И Саша, пробежав глазами первый листок письма до половины, начал:
– «…В сущности, войны не ожидал никто. Ну просто она казалась немыслимой в такой культурной обстановке, как за границей. Почему война, из-за чего война, кто с кем мог поссориться до того, чтобы схватиться за ножи, когда кругом сколько угодно всего, чего душа только просить может, этого никто из нас не понимал. По крайней мере, так это мне и другим из наших экскурсантов представлялось. Очень все были любезны, вежливы, тем более что ведь мы же оставляли в их карманах свои деньги. И вдруг – объявление мобилизации, и сразу переменилась картина… Я пишу и плачу. Что же это за слепота была у нас, что за тупоумие: мы не разглядели, не расслышали палачей, дикарей в котелках, с моноклями!.. Я не в состоянии передать и сотой доли тех оскорблений, тех унижений, каким они нас, русских учителей, и всех вообще русских, имевших несчастье к ним приехать, подвергли. Я не говорю уж о жандармах, полицейских, военных – этим удивляться не приходилось после того, как вела себя по отношению к нам штатская толпа – все эти лавочники и содержатели пивных. А в толпе ведь много было женщин, и эти женщины, фурии злобные, – я их никогда не забуду. Они буквально вопили, а не кричали: „Расстрелять всех русских!.. В тюрьме сгноить!.. Расстрелять!..“ Выходило так, что жандармы и солдаты, которые выталкивали нас из вагонов прикладами (у меня и сейчас все тело в синяках) и вышвыривали на перрон наши чемоданы, они, может быть, нашими спасителями были… Так как я высокого роста…»
– Простите, – перебил с живейшим интересом Сыромолотов, – как именно высокого?
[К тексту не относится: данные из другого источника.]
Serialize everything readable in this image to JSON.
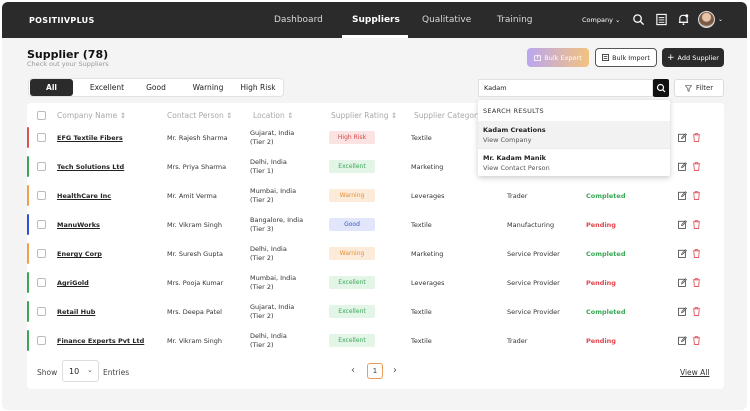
{
  "nav": {
    "logo": "POSITIIVPLUS",
    "links": [
      "Dashboard",
      "Suppliers",
      "Qualitative",
      "Training"
    ],
    "active": "Suppliers",
    "company_label": "Company"
  },
  "header": {
    "title": "Supplier (78)",
    "subtitle": "Check out your Suppliers",
    "bulk_export": "Bulk Export",
    "bulk_import": "Bulk Import",
    "add_supplier": "Add Supplier"
  },
  "tabs": [
    "All",
    "Excellent",
    "Good",
    "Warning",
    "High Risk"
  ],
  "search": {
    "value": "Kadam",
    "filter_label": "Filter"
  },
  "columns": [
    "Company Name",
    "Contact Person",
    "Location",
    "Supplier Rating",
    "Supplier Category"
  ],
  "rows": [
    {
      "company": "EFG Textile Fibers",
      "contact": "Mr. Rajesh Sharma",
      "loc1": "Gujarat, India",
      "loc2": "(Tier 2)",
      "rating": "High Risk",
      "category": "Textile",
      "type": "",
      "status": "",
      "bar": "#d9534f"
    },
    {
      "company": "Tech Solutions Ltd",
      "contact": "Mrs. Priya Sharma",
      "loc1": "Delhi, India",
      "loc2": "(Tier 1)",
      "rating": "Excellent",
      "category": "Marketing",
      "type": "",
      "status": "",
      "bar": "#3aa757"
    },
    {
      "company": "HealthCare Inc",
      "contact": "Mr. Amit Verma",
      "loc1": "Mumbai, India",
      "loc2": "(Tier 2)",
      "rating": "Warning",
      "category": "Leverages",
      "type": "Trader",
      "status": "Completed",
      "bar": "#f0a04b"
    },
    {
      "company": "ManuWorks",
      "contact": "Mr. Vikram Singh",
      "loc1": "Bangalore, India",
      "loc2": "(Tier 3)",
      "rating": "Good",
      "category": "Textile",
      "type": "Manufacturing",
      "status": "Pending",
      "bar": "#2f4fd8"
    },
    {
      "company": "Energy Corp",
      "contact": "Mr. Suresh Gupta",
      "loc1": "Delhi, India",
      "loc2": "(Tier 2)",
      "rating": "Warning",
      "category": "Marketing",
      "type": "Service Provider",
      "status": "Completed",
      "bar": "#f0a04b"
    },
    {
      "company": "AgriGold",
      "contact": "Mrs. Pooja Kumar",
      "loc1": "Mumbai, India",
      "loc2": "(Tier 2)",
      "rating": "Excellent",
      "category": "Leverages",
      "type": "Service Provider",
      "status": "Pending",
      "bar": "#3aa757"
    },
    {
      "company": "Retail Hub",
      "contact": "Mrs. Deepa Patel",
      "loc1": "Gujarat, India",
      "loc2": "(Tier 2)",
      "rating": "Excellent",
      "category": "Textile",
      "type": "Service Provider",
      "status": "Completed",
      "bar": "#3aa757"
    },
    {
      "company": "Finance Experts Pvt Ltd",
      "contact": "Mr. Vikram Singh",
      "loc1": "Delhi, India",
      "loc2": "(Tier 2)",
      "rating": "Excellent",
      "category": "Textile",
      "type": "Trader",
      "status": "Pending",
      "bar": "#3aa757"
    }
  ],
  "rating_colors": {
    "High Risk": {
      "bg": "#fbe3e3",
      "fg": "#d64545"
    },
    "Excellent": {
      "bg": "#e2f5e6",
      "fg": "#3aa757"
    },
    "Warning": {
      "bg": "#fdebd9",
      "fg": "#e8902f"
    },
    "Good": {
      "bg": "#e1e6fb",
      "fg": "#3a56cc"
    }
  },
  "status_colors": {
    "Completed": "#3aa757",
    "Pending": "#e0454f"
  },
  "dropdown": {
    "heading": "SEARCH RESULTS",
    "results": [
      {
        "name": "Kadam Creations",
        "sub": "View Company"
      },
      {
        "name": "Mr. Kadam Manik",
        "sub": "View Contact Person"
      }
    ]
  },
  "footer": {
    "show": "Show",
    "entries_value": "10",
    "entries": "Entries",
    "page": "1",
    "view_all": "View All"
  }
}
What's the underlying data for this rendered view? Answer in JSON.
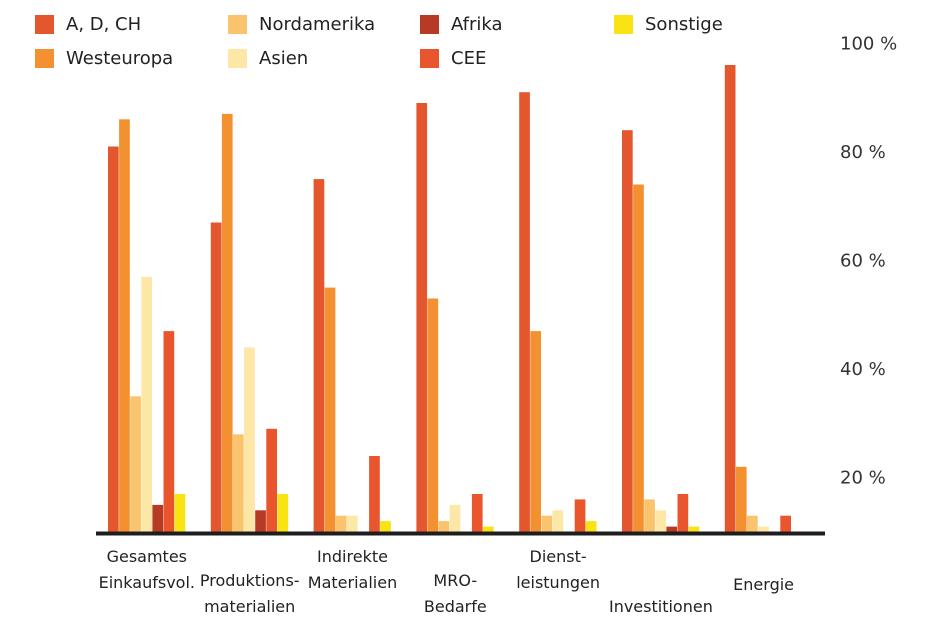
{
  "chart_data": {
    "type": "bar",
    "categories": [
      [
        "Gesamtes",
        "Einkaufsvol."
      ],
      [
        "Produktions-",
        "materialien"
      ],
      [
        "Indirekte",
        "Materialien"
      ],
      [
        "MRO-",
        "Bedarfe"
      ],
      [
        "Dienst-",
        "leistungen"
      ],
      [
        "Investitionen"
      ],
      [
        "Energie"
      ]
    ],
    "series": [
      {
        "name": "A, D, CH",
        "color": "#e4572e",
        "values": [
          81,
          67,
          75,
          89,
          91,
          84,
          96
        ]
      },
      {
        "name": "Westeuropa",
        "color": "#f39130",
        "values": [
          86,
          87,
          55,
          53,
          47,
          74,
          22
        ]
      },
      {
        "name": "Nordamerika",
        "color": "#fac46e",
        "values": [
          35,
          28,
          13,
          12,
          13,
          16,
          13
        ]
      },
      {
        "name": "Asien",
        "color": "#fde7a6",
        "values": [
          57,
          44,
          13,
          15,
          14,
          14,
          11
        ]
      },
      {
        "name": "Afrika",
        "color": "#b73a24",
        "values": [
          15,
          14,
          0,
          0,
          0,
          11,
          0
        ]
      },
      {
        "name": "CEE",
        "color": "#e9562e",
        "values": [
          47,
          29,
          24,
          17,
          16,
          17,
          13
        ]
      },
      {
        "name": "Sonstige",
        "color": "#f9e313",
        "values": [
          17,
          17,
          12,
          11,
          12,
          11,
          10
        ]
      }
    ],
    "yticks": [
      "20 %",
      "40 %",
      "60 %",
      "80 %",
      "100 %"
    ],
    "ylim": [
      10,
      100
    ],
    "axis_color": "#1e1e1e",
    "axis_position": "right",
    "legend_position": "top"
  }
}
– Почти с меня, – ответил Саша и продолжал: «…то женщины кричали, подскакивая ко мне: „Это русский казак! Казак!..“ Тут на меня накинулись жандармы, схватили за волосы и начали рвать изо всех сил, чтобы убедиться, что коса моя не привязанная. Однако не ограничились этим, подлецы! Тут же, на перроне, перед толпой меня стали раздевать догола, и сколько я ни протестовала, меня никто не хотел слушать, били пинками и кулаками, избили и несколько учителей из наших экскурсантов, которые вздумали за меня заступиться. А немецкий офицер, мерзавец, вздумал еще сказать: „Барышня очень тощая, но ничего: мы вас, барышня, откормим, и пойдете на колбасу нашим солдатам“.
И как заржали солдаты после такой остроты своего начальника!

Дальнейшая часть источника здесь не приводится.